La commissione della Gestione aderisce alla mozione di Pamini (Udc). Sì a un progetto pilota, ma con la conversione in franchi. Contrari Ps e Verdi
Occorre “avviare quanto prima un progetto pilota che permetta il pagamento in bitcoin da parte dei cittadini debitori verso lo Stato, incaricando una società terza affinché venga annullato il rischio di cambio e incassato l'equivalente in franchi svizzeri”. La maggioranza della commissione parlamentare della Gestione sceglie di fare un passo verso il futuro, aderendo al rapporto della liberale radicale Natalia Ferrara che appoggia la richiesta originaria di una mozione interpartitica del 2017 con primo firmatario il deputato Udc Paolo Pamini. E sceglie di farlo ribattendo colpo su colpo a critiche, dubbi e ciò che rende - forse giustamente - perplessi davanti a questa novità che per alcuni però non lo è più. I bitcoin, criptovaluta e sistema di pagamento mondiale, sono nati nel 2009. Dodici anni dopo, se questo progetto pilota supererà lo scoglio del Gran Consiglio la prossima sessione, potranno essere usati per pagare alcuni servizi dell’Amministrazione cantonale. Il rapporto di Ferrara, per prima cosa, smentisce “il rischio di volatilità del bitcoin. Lo Stato non diventerebbe depositario, tesoriere di bitcoin. Verrebbe incaricata una parte terza delle operazioni, azzerando i rischi”. Per quanto concerne l’ambiente, “le valute digitali non sono insostenibili. È fuor di dubbio che queste tecnologie necessitino, peraltro proprio ai fini della sicurezza, di molta energia - scrive Ferrara -. Ma bisognerebbe non solo considerare i conti sull'energia, che permettono di rilevare produzione e consumo di diversi vettori energetici per attività economica, ma anche i bisogni ivi legati, il valore aggiunto creato, i posti di lavoro creati...”.

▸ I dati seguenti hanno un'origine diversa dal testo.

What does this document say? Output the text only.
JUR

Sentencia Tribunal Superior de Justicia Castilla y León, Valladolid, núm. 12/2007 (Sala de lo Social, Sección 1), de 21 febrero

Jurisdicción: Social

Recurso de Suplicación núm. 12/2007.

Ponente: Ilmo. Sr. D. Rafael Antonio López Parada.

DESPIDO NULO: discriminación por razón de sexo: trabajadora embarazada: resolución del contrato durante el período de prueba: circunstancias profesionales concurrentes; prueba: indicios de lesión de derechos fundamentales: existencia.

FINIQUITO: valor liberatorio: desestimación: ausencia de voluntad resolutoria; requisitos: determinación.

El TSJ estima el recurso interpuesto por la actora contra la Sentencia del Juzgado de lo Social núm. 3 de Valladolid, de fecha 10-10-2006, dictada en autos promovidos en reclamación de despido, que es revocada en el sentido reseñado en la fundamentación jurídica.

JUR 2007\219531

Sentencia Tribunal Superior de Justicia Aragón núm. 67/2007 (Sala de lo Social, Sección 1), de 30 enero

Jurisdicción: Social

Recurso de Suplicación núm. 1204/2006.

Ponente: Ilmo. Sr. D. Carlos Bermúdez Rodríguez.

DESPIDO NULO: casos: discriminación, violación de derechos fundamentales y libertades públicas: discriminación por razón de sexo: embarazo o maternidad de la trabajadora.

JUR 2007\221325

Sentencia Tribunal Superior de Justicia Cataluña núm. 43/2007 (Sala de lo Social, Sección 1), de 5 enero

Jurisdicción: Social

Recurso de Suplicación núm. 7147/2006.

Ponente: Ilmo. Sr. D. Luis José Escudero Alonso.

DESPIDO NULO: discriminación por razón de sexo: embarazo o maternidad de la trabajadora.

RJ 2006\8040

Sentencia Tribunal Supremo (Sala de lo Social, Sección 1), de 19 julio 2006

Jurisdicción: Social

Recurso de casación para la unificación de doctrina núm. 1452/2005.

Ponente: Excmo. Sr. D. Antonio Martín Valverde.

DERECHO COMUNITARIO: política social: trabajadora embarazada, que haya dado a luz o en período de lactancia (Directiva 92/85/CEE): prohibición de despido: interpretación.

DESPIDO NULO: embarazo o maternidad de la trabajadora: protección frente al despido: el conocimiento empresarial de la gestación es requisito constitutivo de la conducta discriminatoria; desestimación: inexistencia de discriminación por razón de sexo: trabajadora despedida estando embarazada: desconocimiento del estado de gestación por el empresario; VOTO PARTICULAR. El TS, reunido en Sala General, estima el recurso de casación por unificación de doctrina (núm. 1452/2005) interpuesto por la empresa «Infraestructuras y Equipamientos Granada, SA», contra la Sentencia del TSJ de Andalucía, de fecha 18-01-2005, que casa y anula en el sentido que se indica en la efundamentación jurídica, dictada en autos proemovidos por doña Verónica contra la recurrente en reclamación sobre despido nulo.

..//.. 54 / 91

Un aspetto estremamente delicato è quello relativo alla criminalità. Sentito in audizione, il capitano della Polizia cantonale Orlando Gnosca “ha segnalato che il tema delle criptovalute viene osservato soprattutto dal punto di vista degli illeciti che con esse vengono commessi e che proprio per questo aspetto di anonimato vengono usate massicciamente in tutti gli ambiti illegali”. Non solo. Il capitano Gnosca ha sollevato altre criticità: “Le criptovalute non hanno corso legale e dunque l'accettazione come mezzo di pagamento è su base volontaria, con rischio di cambio in caso di riconversione di denaro; nessuna istituzione o autorità centrale controlla queste valute che non sono nemmeno coniate; la natura relativamente anonima delle valute digitali ha reso i bitcoin molto attraenti per i criminali; possono comportare notevoli rischi riguardo alle truffe”, riporta Ferrara. Che però scrive: “Nessuno nega i rischi connessi alle criptovalute (...) Vi sono, però, anche studi autorevoli che relativizzano i cosiddetti falsi miti sull'anonimità, immutabilità, trasparenza e inviolabilità, e che contestualizzano il tema dei cyber attacchi”. Insomma, si andrà verosimilmente verso questa direzione.
Una direzione che il comune di Chiasso ha intrapreso nel 2018, e il sindaco Bruno Arrigoni interpellato dalla ‘Regione’ non manca di farlo notare: «È sicuramente positivo quanto deciso dalla Gestione, ma ci ha messo tre anni». E tornasse indietro rifarebbe tutto: «Non dobbiamo valutare esclusivamente il numero di persone che aderiscono a questa possibilità, all'inizio il limite era 250 franchi poi l'abbiamo alzato a 1'000 quindi non parliamo di grandi cifre. Ma è importante il messaggio che si dà all'esterno, un messaggio che mostra conoscenza del tema, apertura al futuro e che può far diventare attrattivo un territorio. Il nostro obiettivo è fare di Chiasso una città all'avanguardia».
Entusiasmo non condiviso, è un eufemismo, dalla sinistra. Il rapporto di minoranza firmato dal capogruppo socialista Ivo Durisch e sostenuto da Ps e Verdi infatti fa a pezzi la proposta per una serie di motivi: “Il pericolo di evasione fiscale intrinseco nelle criptovalute; la mancanza di trasparenza legata ai beneficiari economici sia dei depositi che delle transazioni in criptovaluta, con potenziali pericoli di riciclaggio e di utilizzo della stessa per transazioni illecite; l'enorme quantità di energia consumata sia per la loro produzione, che per le operazioni con essa effettuate”.